Suspected Al-Qaeda gunmen killed five guards and captured others Friday in an attack on a checkpoint outside the Yemeni presidential palace in the capital Sanaa, a security source said.
The source told AFP that President Abdrabuh Mansur Hadi was not at the palace at the time of the attack, which came amid heightened tensions in Yemen where the army is pressing an offensive against Al-Qaeda militants.
The gunmen "attacked a checkpoint manned by presidential guards in Sanaa, killing five soldiers and capturing a number of others," the source said, adding there were unconfirmed reports that the dead included two of the assailants.
Security sources and witnesses said there was an exchange of fire and that the gun battle lasted more than 20 minutes.
Sanaa has been on alert for days, and tensions rose when the army announced troops had entered Azzan, a major militant bastion in the southern province of Shabwa, prompting the closure on Thursday of the US embassy.
Late Thursday security forces killed Al-Qaeda commander Shayef Mohammed Said al-Shabwani, who was suspected of masterminding the abduction of Western diplomats and of involvement in killing policemen.
He was killed in a shootout near the presidential palace.

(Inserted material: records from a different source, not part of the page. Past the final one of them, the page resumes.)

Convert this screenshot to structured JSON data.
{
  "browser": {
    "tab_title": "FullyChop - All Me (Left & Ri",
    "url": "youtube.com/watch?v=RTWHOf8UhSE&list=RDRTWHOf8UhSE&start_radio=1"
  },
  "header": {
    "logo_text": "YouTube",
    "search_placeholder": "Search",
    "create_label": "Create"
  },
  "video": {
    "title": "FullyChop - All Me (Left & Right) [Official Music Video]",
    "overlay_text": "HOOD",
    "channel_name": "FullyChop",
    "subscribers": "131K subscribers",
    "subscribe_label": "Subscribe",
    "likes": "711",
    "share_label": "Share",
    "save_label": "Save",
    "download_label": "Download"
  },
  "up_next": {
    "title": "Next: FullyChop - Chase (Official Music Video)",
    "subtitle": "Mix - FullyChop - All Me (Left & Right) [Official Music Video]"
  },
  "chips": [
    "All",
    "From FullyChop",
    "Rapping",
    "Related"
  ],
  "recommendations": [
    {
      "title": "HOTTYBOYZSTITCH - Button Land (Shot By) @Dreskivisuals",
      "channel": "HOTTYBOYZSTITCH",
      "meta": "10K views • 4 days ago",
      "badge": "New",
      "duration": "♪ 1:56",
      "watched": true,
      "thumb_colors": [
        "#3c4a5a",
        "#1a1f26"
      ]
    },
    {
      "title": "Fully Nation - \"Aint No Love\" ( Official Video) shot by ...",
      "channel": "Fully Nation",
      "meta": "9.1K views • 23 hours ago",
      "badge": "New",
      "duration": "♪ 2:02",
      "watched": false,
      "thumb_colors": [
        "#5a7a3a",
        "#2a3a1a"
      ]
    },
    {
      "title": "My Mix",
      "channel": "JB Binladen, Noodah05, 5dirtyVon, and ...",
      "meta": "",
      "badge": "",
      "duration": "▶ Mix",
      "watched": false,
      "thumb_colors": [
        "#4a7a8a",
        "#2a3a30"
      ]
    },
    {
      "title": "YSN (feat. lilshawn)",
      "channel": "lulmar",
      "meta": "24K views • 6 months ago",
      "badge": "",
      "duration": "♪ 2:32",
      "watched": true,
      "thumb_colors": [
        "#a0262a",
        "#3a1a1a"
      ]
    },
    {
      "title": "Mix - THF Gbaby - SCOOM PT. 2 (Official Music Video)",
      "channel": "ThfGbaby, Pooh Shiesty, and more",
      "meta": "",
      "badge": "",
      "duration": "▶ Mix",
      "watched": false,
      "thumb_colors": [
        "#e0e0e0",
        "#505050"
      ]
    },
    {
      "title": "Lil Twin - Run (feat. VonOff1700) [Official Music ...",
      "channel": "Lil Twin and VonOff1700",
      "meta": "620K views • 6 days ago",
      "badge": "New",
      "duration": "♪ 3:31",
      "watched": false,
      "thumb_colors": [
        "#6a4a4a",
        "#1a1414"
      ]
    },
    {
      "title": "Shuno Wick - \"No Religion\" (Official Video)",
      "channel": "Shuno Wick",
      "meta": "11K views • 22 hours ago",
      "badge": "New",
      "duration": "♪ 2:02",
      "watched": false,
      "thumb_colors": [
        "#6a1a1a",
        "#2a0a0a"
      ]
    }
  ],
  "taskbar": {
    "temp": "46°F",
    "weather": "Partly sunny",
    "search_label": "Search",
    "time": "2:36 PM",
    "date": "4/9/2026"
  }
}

The building, also known as the republican palace, is the official headquarters of the president where he has his office and receives guests.
But the president does not live there and was not present at the time of Friday's attack, the security source said.
Earlier on Friday, 11 policemen were wounded when a bomb exploded in a bus in an eastern district of the city where the British and Qatari embassies are located.
And later in the day the defense minister and two senior security officers were ambushed as their convoy returned from a tour of the battleground in the south where the army is fighting militants.
Authorities say Al-Qaeda commanders were among dozens of militants killed since the army launched its offensive 11 days ago in the south, where US drone strikes this year have killed scores.
The interior ministry has warned the militants will resort to "hysterical and desperate acts" because of the "huge losses" they have suffered since April 29.